Content plays a large role in accelerating time to market for new products. Product documentation must sync with product development so both can deliver at the same time. If either of these groups are behind, it can stall the launch of a new product.

In many cases, products are designed for consumers across the world. Localization is a key factor in opening the door to new markets, and creating content that is easily and inexpensively translated will basically turn the knob for you. If you can create high-quality content that is easy to understand by all, and you can reduce translation costs by even just 10%, you will get the attention of upper management. Combine that with the vision of expanding into a global market to increase revenue, a solid strategy to execute, and quality metrics to tie it all together, and you have a formula for future executive sponsorship as well.

As an executive, what I want to hear from employees is that their goals and values are aligned with the vision for the company and my group. An organization’s future vision is usually all about growth. You must identify where the company is trying to go with this development. As with writing, you need to keep your target audience in mind. Find out what is important to the people who have control over your budget, your career at the company, and your potential raises and promotions. By catering directly to these individuals’ needs and expectations, you are setting yourself up for success and can take control over you career.

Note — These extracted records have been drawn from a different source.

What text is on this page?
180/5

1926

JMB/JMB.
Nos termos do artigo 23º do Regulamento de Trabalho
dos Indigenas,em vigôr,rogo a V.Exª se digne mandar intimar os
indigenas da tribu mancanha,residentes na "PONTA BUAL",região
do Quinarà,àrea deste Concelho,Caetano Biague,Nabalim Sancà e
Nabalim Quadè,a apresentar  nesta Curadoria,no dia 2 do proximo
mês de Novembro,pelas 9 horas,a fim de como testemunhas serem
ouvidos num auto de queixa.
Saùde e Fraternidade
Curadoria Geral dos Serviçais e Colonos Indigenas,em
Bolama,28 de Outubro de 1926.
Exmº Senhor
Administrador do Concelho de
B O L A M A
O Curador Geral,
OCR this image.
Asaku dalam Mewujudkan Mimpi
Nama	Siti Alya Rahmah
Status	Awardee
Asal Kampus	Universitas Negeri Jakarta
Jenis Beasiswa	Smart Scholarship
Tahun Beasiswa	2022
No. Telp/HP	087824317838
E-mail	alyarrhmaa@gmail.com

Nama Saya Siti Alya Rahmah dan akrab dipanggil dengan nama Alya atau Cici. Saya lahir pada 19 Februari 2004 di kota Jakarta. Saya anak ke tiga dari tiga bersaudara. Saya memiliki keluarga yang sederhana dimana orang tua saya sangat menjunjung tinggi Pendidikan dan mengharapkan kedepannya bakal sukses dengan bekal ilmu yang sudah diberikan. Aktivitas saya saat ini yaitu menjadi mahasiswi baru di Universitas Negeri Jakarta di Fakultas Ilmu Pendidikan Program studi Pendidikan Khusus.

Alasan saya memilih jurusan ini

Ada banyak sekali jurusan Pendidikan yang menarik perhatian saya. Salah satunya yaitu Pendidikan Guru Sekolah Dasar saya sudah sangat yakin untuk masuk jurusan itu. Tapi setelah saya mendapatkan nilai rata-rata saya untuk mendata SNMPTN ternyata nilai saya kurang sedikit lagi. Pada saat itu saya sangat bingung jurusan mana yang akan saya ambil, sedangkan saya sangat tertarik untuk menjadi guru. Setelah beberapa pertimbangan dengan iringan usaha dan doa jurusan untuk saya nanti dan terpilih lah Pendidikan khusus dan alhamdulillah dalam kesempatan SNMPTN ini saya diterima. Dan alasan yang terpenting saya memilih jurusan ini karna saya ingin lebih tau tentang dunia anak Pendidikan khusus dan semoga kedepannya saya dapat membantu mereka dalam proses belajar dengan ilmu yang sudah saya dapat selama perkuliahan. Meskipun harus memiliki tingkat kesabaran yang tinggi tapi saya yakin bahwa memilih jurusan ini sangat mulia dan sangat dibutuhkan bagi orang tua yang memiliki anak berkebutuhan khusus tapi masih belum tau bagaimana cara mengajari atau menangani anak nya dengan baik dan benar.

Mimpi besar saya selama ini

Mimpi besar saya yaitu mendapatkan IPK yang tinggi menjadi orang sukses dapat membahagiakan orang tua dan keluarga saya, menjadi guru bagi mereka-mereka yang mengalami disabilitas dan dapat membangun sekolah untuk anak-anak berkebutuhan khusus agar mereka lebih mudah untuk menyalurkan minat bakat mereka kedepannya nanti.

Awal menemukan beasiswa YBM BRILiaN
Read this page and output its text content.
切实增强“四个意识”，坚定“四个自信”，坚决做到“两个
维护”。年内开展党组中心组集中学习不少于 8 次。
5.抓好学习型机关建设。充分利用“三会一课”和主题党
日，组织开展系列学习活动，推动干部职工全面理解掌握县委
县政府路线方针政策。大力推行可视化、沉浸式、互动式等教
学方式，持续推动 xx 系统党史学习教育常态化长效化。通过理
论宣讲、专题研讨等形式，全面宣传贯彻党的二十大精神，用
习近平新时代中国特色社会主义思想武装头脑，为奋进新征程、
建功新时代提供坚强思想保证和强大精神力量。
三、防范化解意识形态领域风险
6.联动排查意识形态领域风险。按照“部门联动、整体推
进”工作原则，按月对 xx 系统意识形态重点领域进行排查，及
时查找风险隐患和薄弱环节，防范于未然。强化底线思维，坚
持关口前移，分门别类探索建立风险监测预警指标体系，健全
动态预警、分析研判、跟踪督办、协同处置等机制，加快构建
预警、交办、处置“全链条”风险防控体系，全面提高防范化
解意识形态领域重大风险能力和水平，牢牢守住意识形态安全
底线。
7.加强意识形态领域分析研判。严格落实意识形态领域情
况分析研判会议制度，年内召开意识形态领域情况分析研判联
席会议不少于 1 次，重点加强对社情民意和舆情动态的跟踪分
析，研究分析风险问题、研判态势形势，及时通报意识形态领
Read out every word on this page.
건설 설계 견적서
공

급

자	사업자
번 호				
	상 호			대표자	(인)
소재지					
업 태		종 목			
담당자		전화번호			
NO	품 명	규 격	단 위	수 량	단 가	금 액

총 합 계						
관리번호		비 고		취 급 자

The Content Era is constantly changing, but what is not going to change is the constant need for and flow of content. Your ability to communicate clearly, objectively, and appropriately to your audience is more important than ever. You can become a valuable asset to your organization if you provide the knowledge and insight they seek and the skill to help them execute. If and when they finally understand the true value of content, you become even more valuable. Use this opportunity as we enter the content era to kick your career into high gear and make a name for yourself that is synonymous with success.

“The Content Era is upon us.”

—Tom Aldous

Tom Aldous, The Content Era’s founder, spent the early years of his career as managing partner and lead XML/CMS consultant at Integrated Technologies, Inc. (InTech). At InTech, Tom deployed many large-scale XML DITA conversion projects in multiple industries. After 20 years at InTech, Tom moved to Adobe Systems and “owned” the FrameMaker, RoboHelp, and Technical Communication Suites global revenue number. Tom was Adobe’s lead XML/DITA/XSLT/HTML5/FrameMaker expert. He eventually moved to Acrolinx and served as their senior vice president of global operations, were he acquired an additional aspect on content optimization. Tom has recently returned to his roots of consulting, leveraging his 25+ years of experience in the industry to form The Content Era LLC.